Can this really happen to you?
Not so new to the cyber neighborhood are vulnerability researchers that look closely at ICS software and systems. The best outcome is that any vulnerability information is given directly to you or the Computer Emergency Readiness Team) (CERT), enabling a planned response. The worst outcome is that the vulnerability lands on an Internet site such as ExploitHub -- a virtual marketplace where vulnerabilities are sold to the highest bidder.
Let’s start the conversation!
With emerging threats such as Stuxnet, Duqu and Aurora Project ringing in our ears, what is a reasonable first step on the path to mitigation of ICS vulnerabilities? The resounding response across the board in the industry today is to take a close look in your own cyber neighborhood, through an audit of your ICS. Knowledge of these vulnerabilities is the first step to mitigation.
How safe is it to audit my ICS?
The concern is that network audits can be invasive causing network slowdowns that result in loss of communications resulting in your operators seeing @ signs in place of critical data needed to run your ICS. In order to perform a safe and effective audit on an ICS, a synthesis of experience in control systems, networking systems and operating systems knowledge is needed.

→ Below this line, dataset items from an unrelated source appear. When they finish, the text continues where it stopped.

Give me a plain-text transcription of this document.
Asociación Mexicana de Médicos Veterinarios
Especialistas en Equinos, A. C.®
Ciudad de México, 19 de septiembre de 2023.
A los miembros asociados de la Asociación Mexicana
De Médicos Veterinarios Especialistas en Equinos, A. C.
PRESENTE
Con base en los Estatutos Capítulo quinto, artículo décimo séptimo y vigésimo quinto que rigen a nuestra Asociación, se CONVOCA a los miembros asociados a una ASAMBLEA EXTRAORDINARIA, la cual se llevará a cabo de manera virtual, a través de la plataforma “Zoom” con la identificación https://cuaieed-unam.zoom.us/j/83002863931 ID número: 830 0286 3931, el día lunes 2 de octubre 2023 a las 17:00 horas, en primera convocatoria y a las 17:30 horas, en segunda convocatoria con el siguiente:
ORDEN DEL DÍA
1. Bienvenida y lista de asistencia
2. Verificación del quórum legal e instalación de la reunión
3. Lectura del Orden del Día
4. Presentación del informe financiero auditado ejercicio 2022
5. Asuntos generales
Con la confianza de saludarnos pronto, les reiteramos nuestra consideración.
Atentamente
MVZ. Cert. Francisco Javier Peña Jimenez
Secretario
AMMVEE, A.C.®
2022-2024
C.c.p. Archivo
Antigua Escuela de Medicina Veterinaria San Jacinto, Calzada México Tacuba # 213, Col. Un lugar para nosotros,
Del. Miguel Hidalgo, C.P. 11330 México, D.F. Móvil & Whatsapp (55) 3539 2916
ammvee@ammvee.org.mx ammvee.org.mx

This will make the audit extremely valuable to identifying vulnerabilities
What is the Audit Process?
The audit includes information gathering, risk assessment and gap analysis. This process will allow safe, reasonable, and cost effective methods to reduce exposure of the ICS to threats. The first step in the audit process is to clearly document the hardware, software and systems your company has. This typically includes an audit of system users, security policies (such as password complexity) and ports and services used by the system and its components.

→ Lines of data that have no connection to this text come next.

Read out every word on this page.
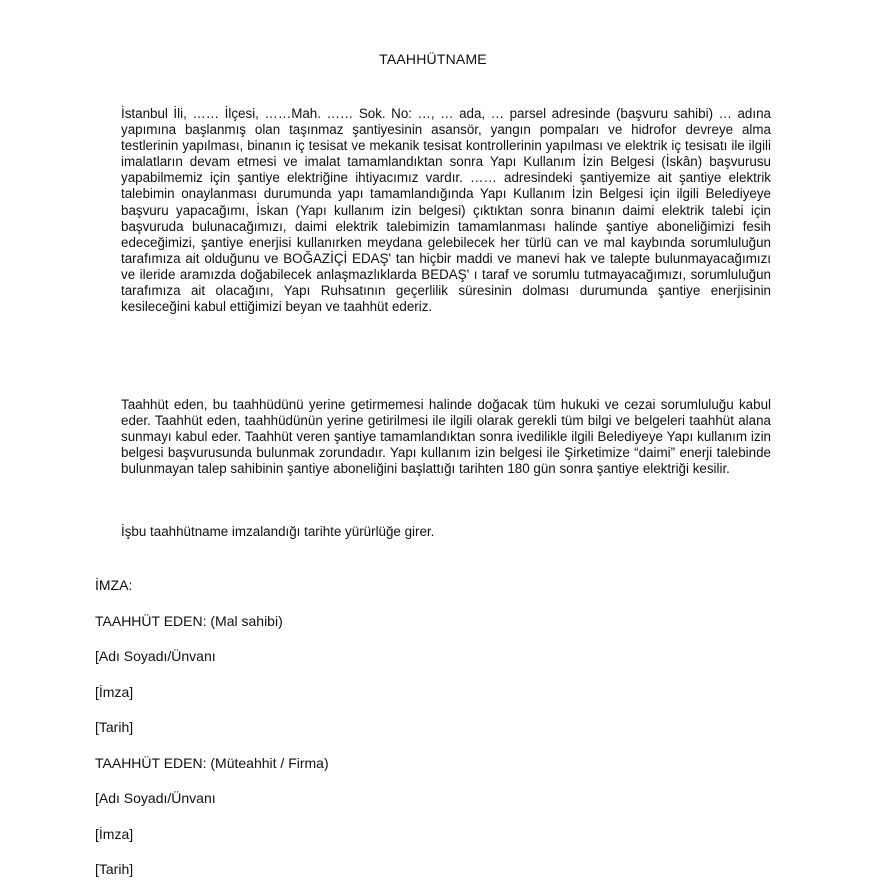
TAAHHÜTNAME
İstanbul İli, …… İlçesi, ……Mah. …… Sok. No: …, … ada, … parsel adresinde (başvuru sahibi) … adına yapımına başlanmış olan taşınmaz şantiyesinin asansör, yangın pompaları ve hidrofor devreye alma testlerinin yapılması, binanın iç tesisat ve mekanik tesisat kontrollerinin yapılması ve elektrik iç tesisatı ile ilgili imalatların devam etmesi ve imalat tamamlandıktan sonra Yapı Kullanım İzin Belgesi (İskân) başvurusu yapabilmemiz için şantiye elektriğine ihtiyacımız vardır. …… adresindeki şantiyemize ait şantiye elektrik talebimin onaylanması durumunda yapı tamamlandığında Yapı Kullanım İzin Belgesi için ilgili Belediyeye başvuru yapacağımı, İskan (Yapı kullanım izin belgesi) çıktıktan sonra binanın daimi elektrik talebi için başvuruda bulunacağımızı, daimi elektrik talebimizin tamamlanması halinde şantiye aboneliğimizi fesih edeceğimizi, şantiye enerjisi kullanırken meydana gelebilecek her türlü can ve mal kaybında sorumluluğun tarafımıza ait olduğunu ve BOĞAZİÇİ EDAŞ' tan hiçbir maddi ve manevi hak ve talepte bulunmayacağımızı ve ileride aramızda doğabilecek anlaşmazlıklarda BEDAŞ' ı taraf ve sorumlu tutmayacağımızı, sorumluluğun tarafımıza ait olacağını, Yapı Ruhsatının geçerlilik süresinin dolması durumunda şantiye enerjisinin kesileceğini kabul ettiğimizi beyan ve taahhüt ederiz.
Taahhüt eden, bu taahhüdünü yerine getirmemesi halinde doğacak tüm hukuki ve cezai sorumluluğu kabul eder. Taahhüt eden, taahhüdünün yerine getirilmesi ile ilgili olarak gerekli tüm bilgi ve belgeleri taahhüt alana sunmayı kabul eder. Taahhüt veren şantiye tamamlandıktan sonra ivedilikle ilgili Belediyeye Yapı kullanım izin belgesi başvurusunda bulunmak zorundadır. Yapı kullanım izin belgesi ile Şirketimize “daimi” enerji talebinde bulunmayan talep sahibinin şantiye aboneliğini başlattığı tarihten 180 gün sonra şantiye elektriği kesilir.
İşbu taahhütname imzalandığı tarihte yürürlüğe girer.
İMZA:
TAAHHÜT EDEN: (Mal sahibi)
[Adı Soyadı/Ünvanı
[İmza]
[Tarih]
TAAHHÜT EDEN: (Müteahhit / Firma)
[Adı Soyadı/Ünvanı
[İmza]
[Tarih]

There are several resources to assist in collecting information from your ICS. These sources could include the company security policies, and software that provides detailed information about your internal systems. (For example: port scanners, protocol sniffers and audit software). This data gathering portion of the audit process can be executed by a third party auditor, an internal team or a full blown audit by your friendly regional standards governance organization (can you say C.I.P.?).
The next step is to rank significant threats to your systems, and identify possible vulnerabilities. There are many factors associated with ranking cyber security risks, which include the environment of systems at risk, the likelihood of an exploit and the magnitude of the issue.
The information can then be used in a gap analysis, between where you are and the desired endpoint (ala’ standards such as company policies, D.O.D, Nist, Nerc, NRC). Not only does this data provide information on vulnerabilities that may exist, but it also provides a documented baseline of your current system. Careful planning will guide your audit from an information gathering exercise to a valuable component of your overall business continuity plan.
What’s the next step?
Using the results of your risk calculation for vulnerabilities and the results of the GAP analysis, a plan can be made to mitigate the vulnerabilities, starting with the most significant exposure. This will include cost and scheduling estimates for the work needed to address those vulnerabilities. Remember, in the world of cyber security and maintaining system reliability, waiting for the right time is never really a good option because if you’re not looking at your vulnerabilities, someone else is.